The World of 1919
Rise of Fascism
World War Two
Decolonization and Liberation
A New World Order
Quizzes, Tests 25%
Final Exam 20%
Course Overview and Rationale:
This is a study of histories, social movements, political discourse (and upheaval), economic booms and busts, as well as war and peace and people and events from 1919 to the end of the 20th century. Upon completion of this course students will have a better appreciation of the backstory to so many of the seminal events in world history that will take place in their future lives.
Make a sincere effort - engage actively in classes and as you do the assigned work, be open to new ideas and methods, follow suggestions and improve where you can, learn from your mistakes, get extra help when you need it.
It is your responsibility to catch up, find out and complete homework assignments, hand in work due, and reschedule (as soon as possible) all missed tests, presentations, and due dates if you must be absent.
Late Assignments: Written material is due at the beginning of class on the due date. Talk to me if you are unable to complete your work to the expected standard or timeframe. Give yourself every chance to succeed by being organized and proactive.
Self responsibility is the key to developing safe and respectful learning environments...“You own your own thoughts, language, behaviours, actions, and outcomes, being self responsible allows you to move forward to a full life, deeper learning, and an attitude that does not blame others.”
Collaborative Work: Much class time will be spent working in groups, either preparing written positions or participating in a role-play or a class presentation. Effective group work is very rewarding but does not occur by accident - it demands patience, co-operation and effort. Group work will be evaluated sometimes simply by observed ability to stay on task and other times more formally by assessment of a group submission.
Participation: This is an essential aspect of the course. Active class participation is expected at post-secondary institutions, so now is the best time to develop or improve that skill in the comfortable and familiar environment that school affords. Students should be aware of the distinction between constructive participation and verbal grandstanding and also of the need to respect the views of others, particularly if they differ. All students are encouraged to voice their opinions, beliefs and positions though it must be understood that opinions are only as valid as the evidence used to support them; the true test of the success of the process of education is our willingness to re-evaluate our assumptions on the basis of new information. The excellent student will not only be prepared to defend their point of view but also to change it if necessary. The aim of any social studies course is less to provide definitive answers, than to examine the validity of those we think we have already.

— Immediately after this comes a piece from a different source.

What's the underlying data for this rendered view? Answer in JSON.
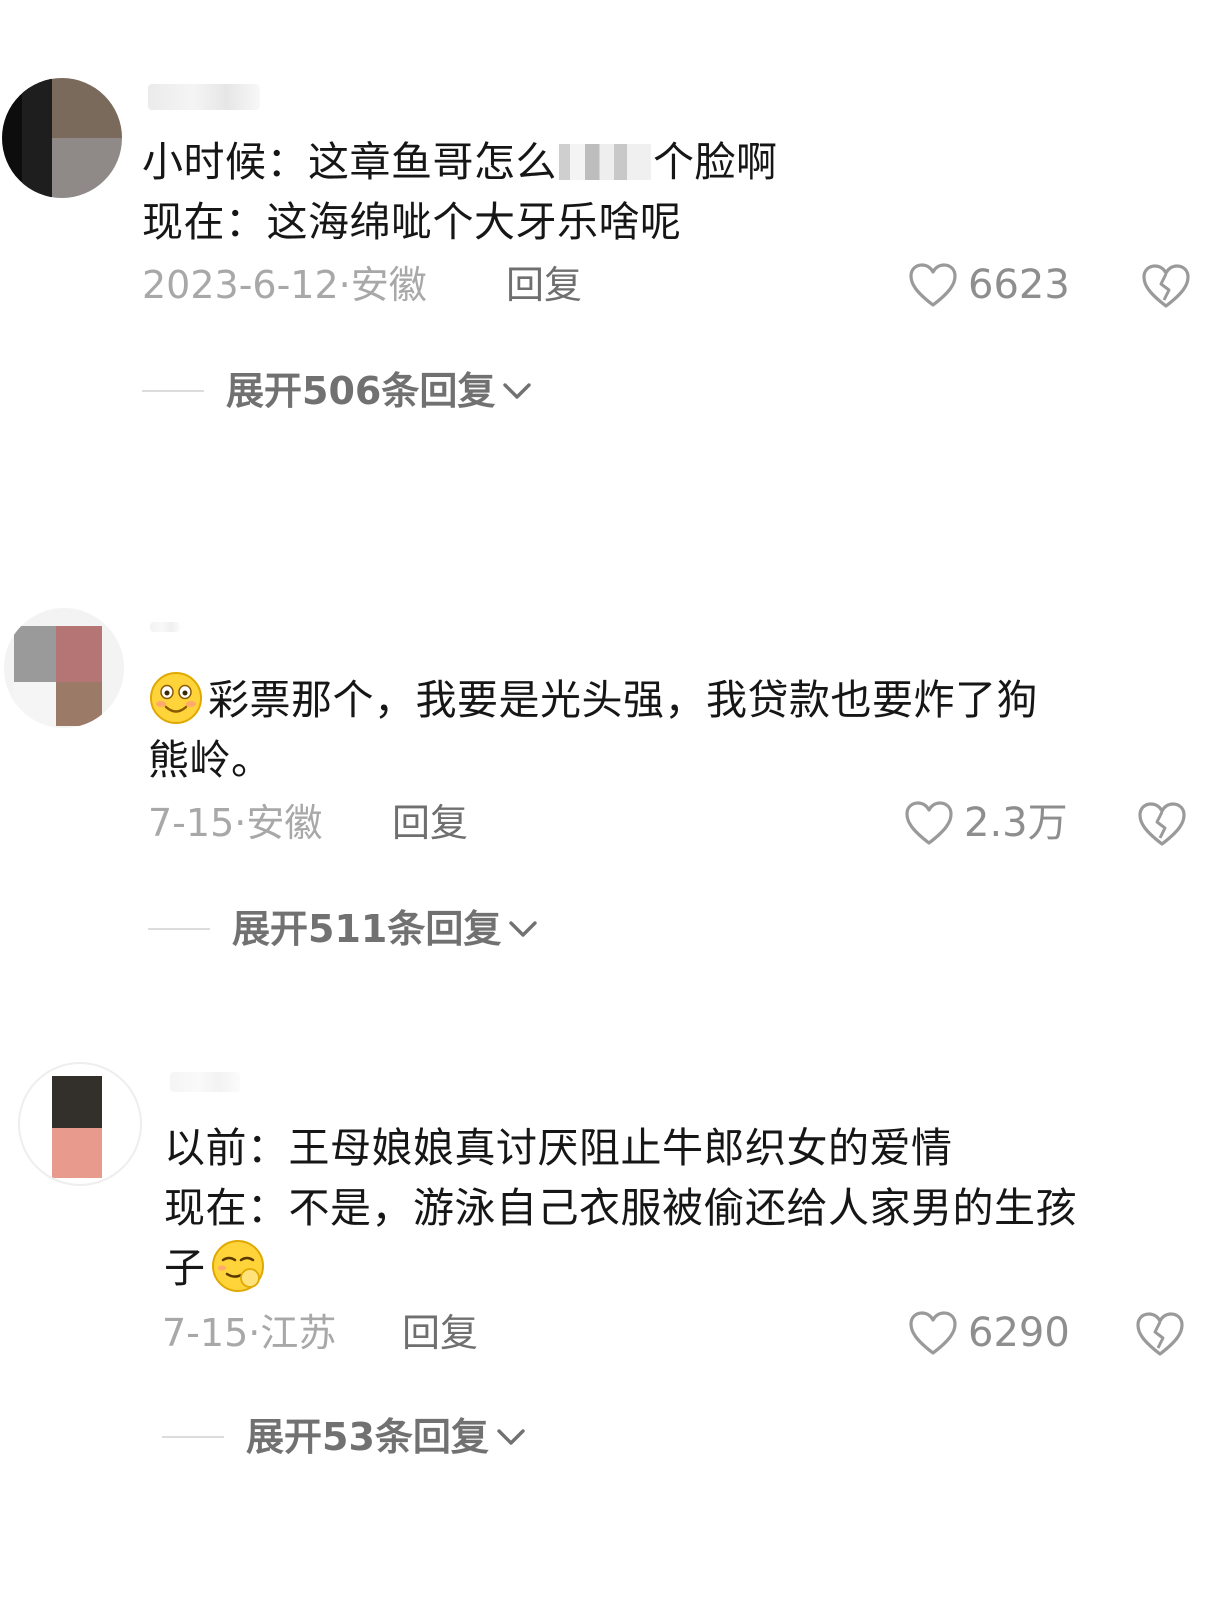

Demonstration of learning: if you have a true desire to express what you have learned in a different way, or need to show that you understand something that you missed, there are some assessment alternatives you can find out about from your teacher.
Electronic devices - Use of devices during the “public” part of class is a big no-no.
Plagiarism can be confusing to students, so please be familiar with the school’s policy. In short, when you use other peoples’ words, images and unique ideas, include a reference as to where you found them (MLA style).